The West African nation of The Gambia has submitted a proposal to China to restore shipping lines as India seeks to become the giant in trade between Asia and Africa.
China is already investing in seaports in East Africa and has surveyed The Gambia for a deep-water seaport, similar to one built in Cameroon that cost nearly a billion dollars.
Experts accuse Chinese commercial infrastructural and resource development in East Africa of being symmetrical with an almost colonial-like political influence.
Over the past decade, the increase in trade between China and Africa has been stratospheric, rising from US$6.5 billion in 2004 to an estimated US$200 billion in 2013.
“The lion’s share of this trade entails the extraction of natural resources to China, and machinery, textiles, chemicals and electronic goods into Africa,” said Ross Anthony, Stellenbonch University. “Chinese mineral extraction, which adds little value to African economies, is off-set with massive infrastructure projects carried out primarily by Chinese state-owned enterprises.”
Ports being constructed in Tanzania and Kenya also serve Chinese security interest.
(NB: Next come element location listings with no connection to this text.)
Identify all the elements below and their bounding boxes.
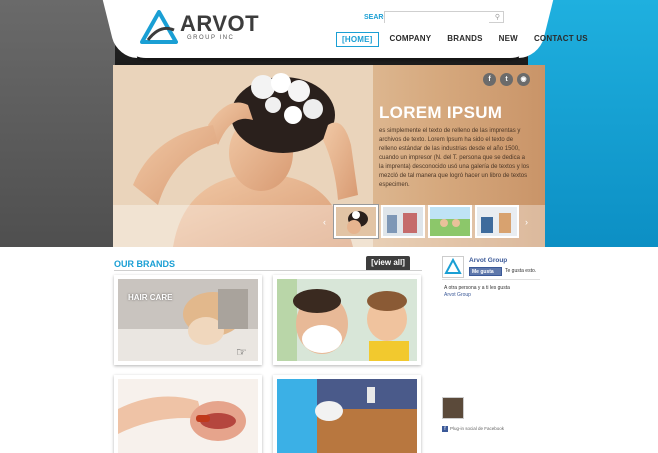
logo-subtitle: GROUP INC bbox=[187, 35, 235, 41]
facebook-like-status: Te gusta esto. bbox=[505, 268, 537, 274]
facebook-small-icon: f bbox=[442, 426, 448, 432]
facebook-divider bbox=[442, 279, 540, 280]
shaving-image bbox=[277, 279, 417, 361]
card-label: HAIR CARE bbox=[128, 293, 173, 302]
facebook-friend-avatar[interactable] bbox=[442, 397, 464, 419]
slide-thumbnail[interactable] bbox=[428, 205, 472, 238]
slide-thumbnail[interactable] bbox=[334, 205, 378, 238]
header-band-left bbox=[0, 0, 115, 247]
facebook-page-name[interactable]: Arvot Group bbox=[469, 257, 507, 264]
nav-brands[interactable]: BRANDS bbox=[442, 32, 487, 47]
logo-text: ARVOT bbox=[180, 11, 260, 36]
facebook-page-link[interactable]: Arvot Group bbox=[444, 292, 471, 298]
next-arrow-icon[interactable]: › bbox=[525, 217, 528, 227]
brand-card-hair-care[interactable]: HAIR CARE ☞ bbox=[114, 275, 262, 365]
pointer-hand-icon: ☞ bbox=[236, 345, 247, 359]
hero-slider: f t ◉ LOREM IPSUM es simplemente el text… bbox=[113, 65, 545, 247]
cleaning-image bbox=[277, 379, 417, 453]
logo[interactable]: ARVOT GROUP INC bbox=[140, 8, 259, 48]
twitter-icon[interactable]: t bbox=[500, 73, 513, 86]
facebook-icon[interactable]: f bbox=[483, 73, 496, 86]
nav-new[interactable]: NEW bbox=[494, 32, 523, 47]
nav-home[interactable]: [HOME] bbox=[336, 32, 379, 47]
search-field[interactable]: ⚲ bbox=[384, 11, 504, 29]
view-all-button[interactable]: [view all] bbox=[366, 256, 410, 270]
section-title: OUR BRANDS bbox=[114, 259, 176, 269]
slide-thumbnail[interactable] bbox=[381, 205, 425, 238]
section-divider bbox=[114, 270, 422, 271]
search-icon[interactable]: ⚲ bbox=[495, 13, 500, 21]
main-nav: [HOME] COMPANY BRANDS NEW CONTACT US bbox=[336, 32, 599, 47]
prev-arrow-icon[interactable]: ‹ bbox=[323, 217, 326, 227]
brand-card-pills[interactable] bbox=[114, 375, 262, 453]
brand-card-shaving[interactable] bbox=[273, 275, 421, 365]
facebook-plugin-text: Plug-in social de Facebook bbox=[450, 426, 505, 432]
hero-title: LOREM IPSUM bbox=[379, 103, 503, 122]
page-logo-icon[interactable] bbox=[442, 256, 464, 278]
pills-image bbox=[118, 379, 258, 453]
facebook-friends-text: A otra persona y a ti les gusta bbox=[444, 285, 510, 291]
logo-triangle-icon bbox=[140, 10, 178, 44]
instagram-icon[interactable]: ◉ bbox=[517, 73, 530, 86]
facebook-like-button[interactable]: Me gusta bbox=[469, 267, 502, 276]
nav-company[interactable]: COMPANY bbox=[385, 32, 437, 47]
hero-description: es simplemente el texto de relleno de la… bbox=[379, 128, 530, 188]
search-input[interactable] bbox=[385, 18, 489, 29]
slide-thumbnail[interactable] bbox=[475, 205, 519, 238]
nav-contact-us[interactable]: CONTACT US bbox=[529, 32, 593, 47]
facebook-plugin-footer[interactable]: f Plug-in social de Facebook bbox=[442, 426, 504, 432]
brand-card-cleaning[interactable] bbox=[273, 375, 421, 453]
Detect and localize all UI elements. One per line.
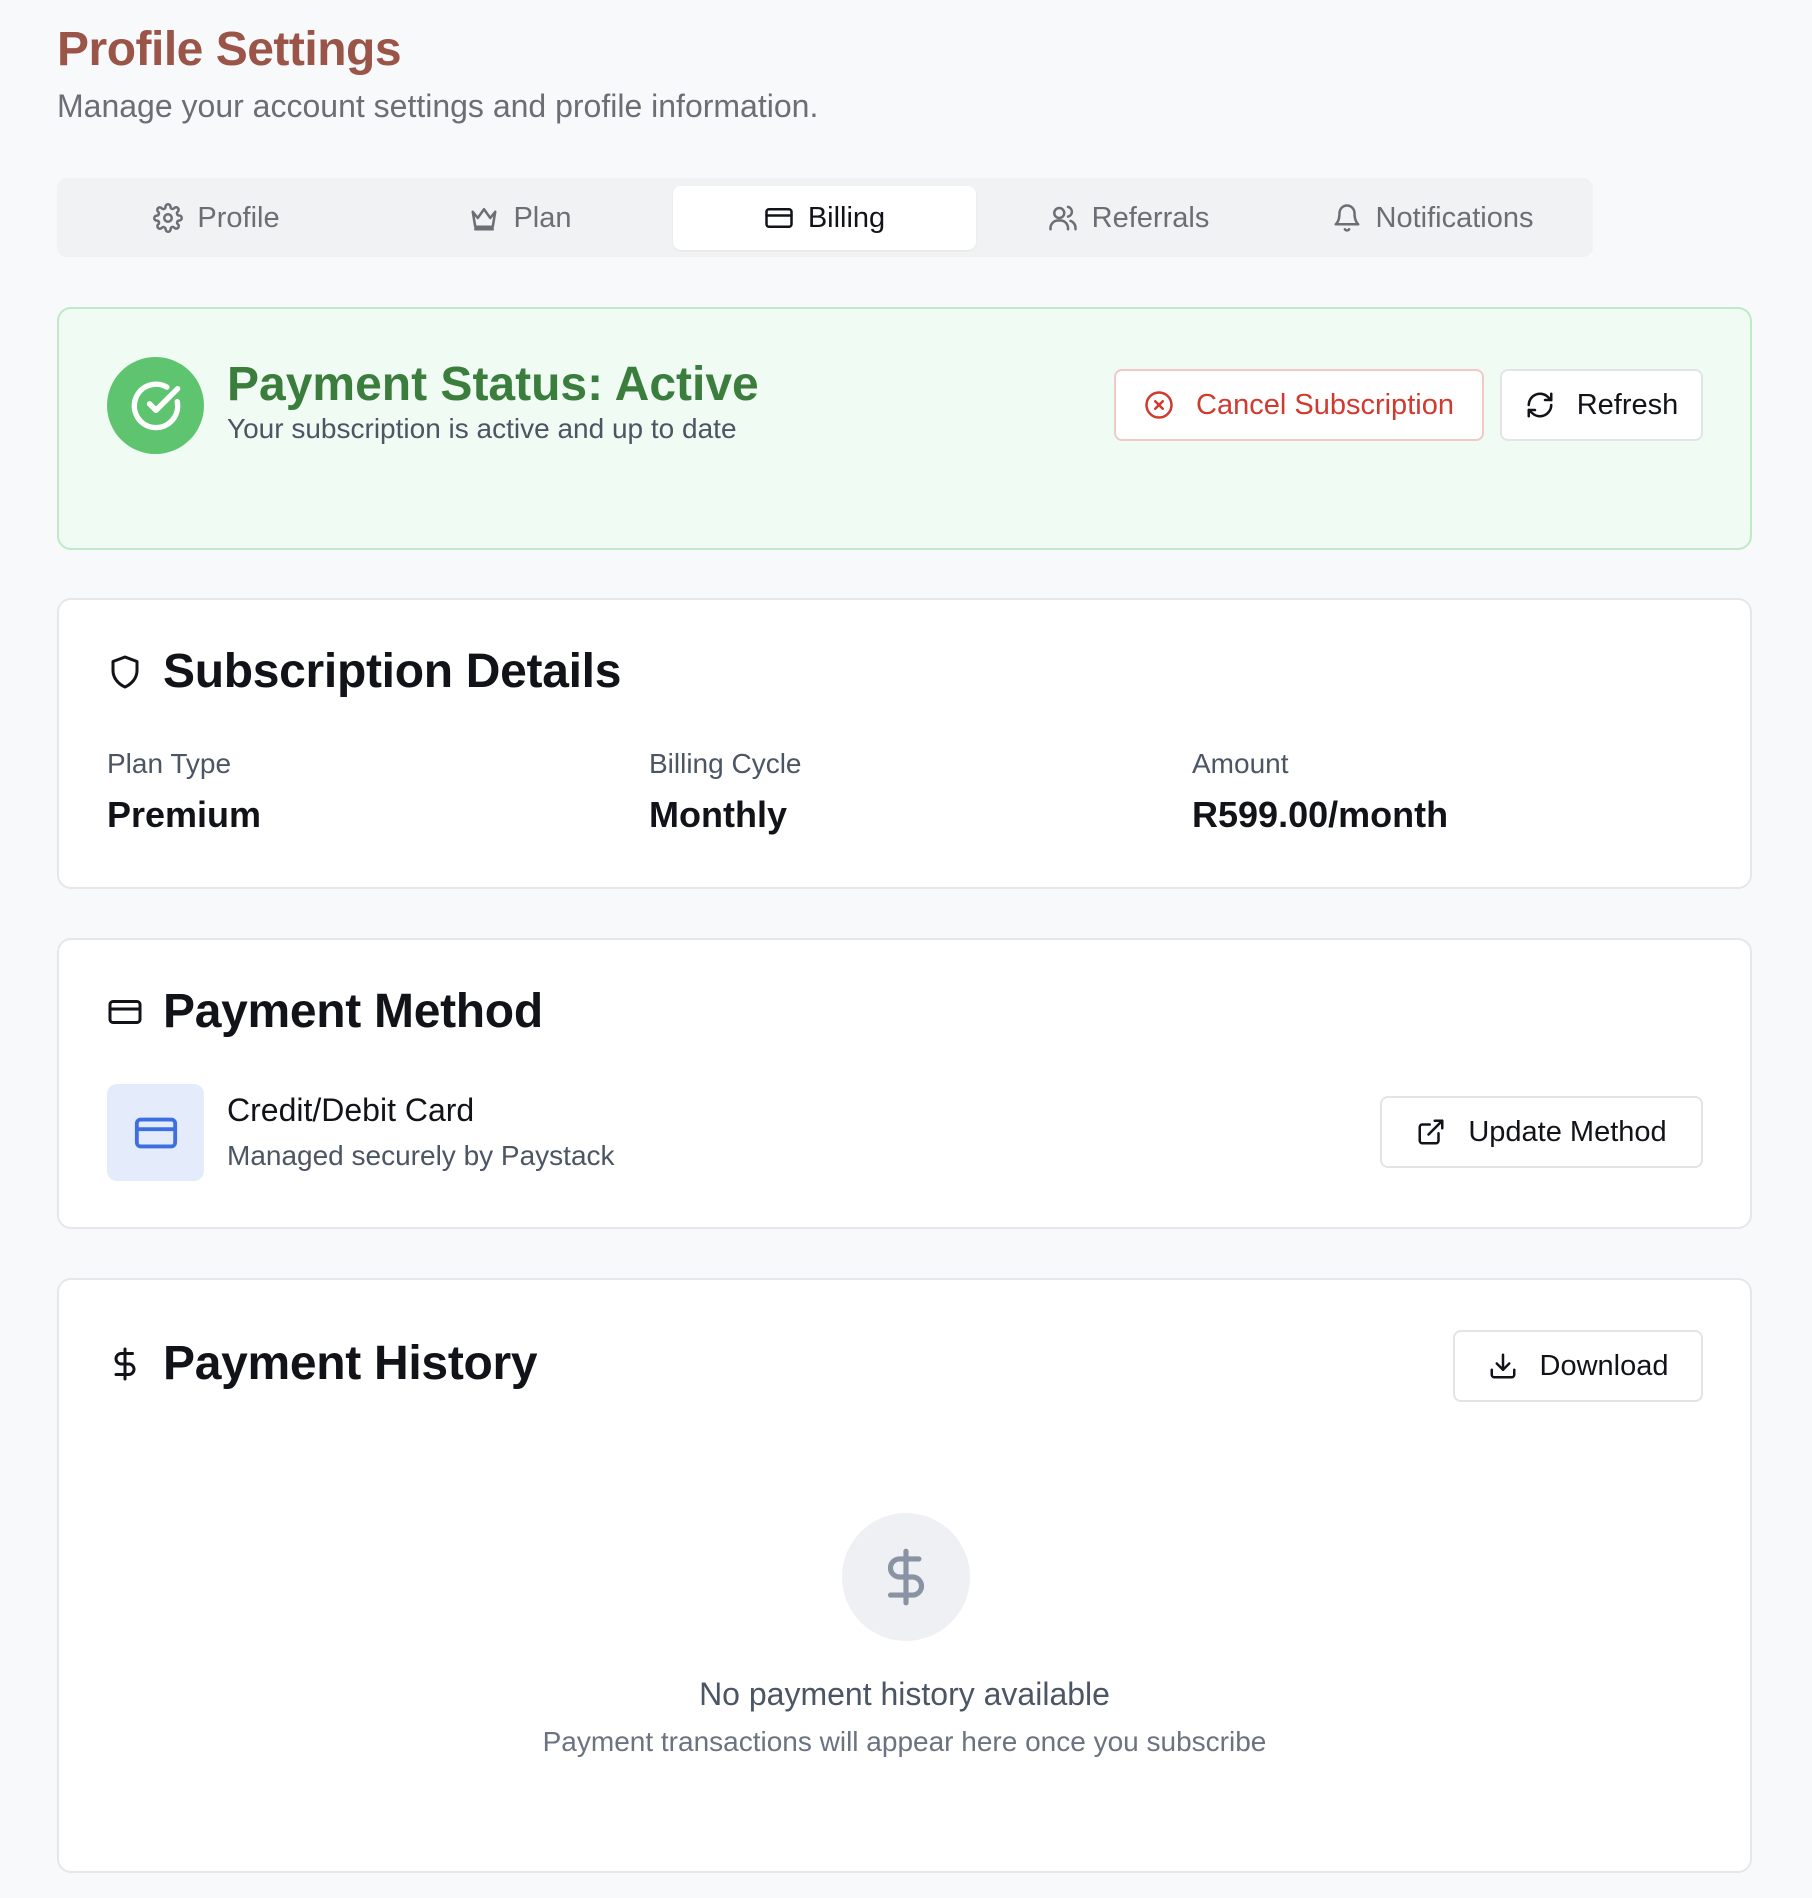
billing-cycle-field: Billing Cycle Monthly [649, 748, 802, 836]
tab-referrals[interactable]: Referrals [977, 186, 1280, 250]
users-icon [1048, 205, 1077, 231]
x-circle-icon [1145, 391, 1173, 419]
payment-status-title: Payment Status: Active [227, 358, 759, 411]
payment-method-card: Payment Method Credit/Debit Card Managed… [57, 938, 1752, 1229]
credit-card-icon [134, 1117, 177, 1148]
settings-tabs: Profile Plan Billing Referrals Notificat… [57, 178, 1593, 257]
tab-profile[interactable]: Profile [65, 186, 368, 250]
tab-plan[interactable]: Plan [369, 186, 672, 250]
credit-card-icon [765, 208, 793, 228]
payment-method-title: Payment Method [163, 985, 543, 1038]
tab-referrals-label: Referrals [1091, 201, 1210, 234]
status-check-badge [107, 357, 204, 454]
payment-method-heading: Payment Method [107, 984, 543, 1039]
payment-history-heading: Payment History [107, 1336, 538, 1391]
empty-state-title: No payment history available [699, 1676, 1110, 1712]
payment-method-name: Credit/Debit Card [227, 1092, 475, 1128]
tab-plan-label: Plan [513, 201, 572, 234]
plan-type-value: Premium [107, 794, 262, 835]
download-icon [1490, 1353, 1515, 1379]
refresh-button[interactable]: Refresh [1500, 369, 1703, 441]
amount-value: R599.00/month [1192, 794, 1449, 835]
tab-notifications-label: Notifications [1375, 201, 1534, 234]
payment-history-card: Payment History Download No payment hist… [57, 1278, 1752, 1873]
refresh-label: Refresh [1576, 388, 1679, 421]
subscription-details-title: Subscription Details [163, 645, 622, 698]
dollar-icon [887, 1548, 925, 1606]
tab-profile-label: Profile [197, 201, 280, 234]
plan-type-label: Plan Type [107, 748, 232, 779]
cancel-subscription-button[interactable]: Cancel Subscription [1114, 369, 1484, 441]
page-title: Profile Settings [57, 23, 402, 76]
card-icon-box [107, 1084, 204, 1181]
amount-label: Amount [1192, 748, 1289, 779]
page-subtitle: Manage your account settings and profile… [57, 88, 819, 124]
profile-settings-page: Profile Settings Manage your account set… [0, 0, 1812, 1898]
crown-icon [471, 208, 497, 231]
payment-status-subtitle: Your subscription is active and up to da… [227, 413, 737, 444]
credit-card-icon [108, 999, 142, 1024]
download-label: Download [1539, 1349, 1669, 1382]
empty-state-badge [842, 1513, 970, 1641]
billing-cycle-label: Billing Cycle [649, 748, 802, 779]
payment-method-subtitle: Managed securely by Paystack [227, 1140, 615, 1171]
tab-notifications[interactable]: Notifications [1281, 186, 1584, 250]
shield-icon [111, 655, 139, 688]
external-link-icon [1418, 1119, 1444, 1145]
refresh-icon [1527, 392, 1553, 418]
gear-icon [153, 203, 184, 233]
update-method-button[interactable]: Update Method [1380, 1096, 1703, 1168]
subscription-details-card: Subscription Details Plan Type Premium B… [57, 598, 1752, 889]
tab-billing-label: Billing [807, 201, 886, 234]
billing-cycle-value: Monthly [649, 794, 787, 835]
check-circle-icon [131, 381, 180, 430]
subscription-details-heading: Subscription Details [107, 644, 621, 699]
download-button[interactable]: Download [1453, 1330, 1703, 1402]
dollar-icon [114, 1347, 136, 1380]
plan-type-field: Plan Type Premium [107, 748, 261, 836]
update-method-label: Update Method [1468, 1115, 1667, 1148]
cancel-subscription-label: Cancel Subscription [1196, 388, 1454, 421]
amount-field: Amount R599.00/month [1192, 748, 1448, 836]
payment-history-title: Payment History [163, 1337, 538, 1390]
bell-icon [1334, 204, 1360, 232]
payment-status-card: Payment Status: Active Your subscription… [57, 307, 1752, 550]
empty-state-subtitle: Payment transactions will appear here on… [542, 1726, 1267, 1757]
tab-billing[interactable]: Billing [673, 186, 976, 250]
The Gambia signed a military cooperation agreement with Russia this month and is likely to have one with China. The location of the West African nation on the Atlantic is strategic.
Ana Cristina Alves of the South African Institute of International Affairs said China’s use of infrastructure-for-resources loans in Africa as a win–win economic cooperation tool and that offering generous loans for infrastructure in exchange for resource access, came into being largely as a default cooperation tool, inspired by China’s own domestic experience, its competitive advantages and Africa’s receptivity to this kind of barter deal.
The Gambia does not have abundant natural resources but it could serve China’s security interest in the Atlantic and allow more of its fishing trawlers to operate in its waters to have its seaport expanded.
The Gambia’s main development partner is withholding more than 30 million Euros in aid funds over its right record and said last week that it may assert sanctions if right condition deteriorates or abuses continue.
The Gambia’s efforts to turn to mainly Muslim nations and becoming the world’s newest Islamic nation yield little returns and is now turning to communist nations with the same rights issues like Russia and China to help boost its economy and stabilize its unserviceable international and domestic debts, which has reached 100 percent of its GDP.
The Gambia re-established diplomatic relations with China in March and China has already given scholarships to at least a dozen students from the West African nation and as the flagship of the start of their relationship, China will be opening a new world conference center in Banjul.
The Gambia has asked for financial help from China to address its growing youth migration problem. Many of the country’s youths are embarking on a death-defying journey across West Africa into the Sahara, where they cross the Mediterranean Sea into Europe.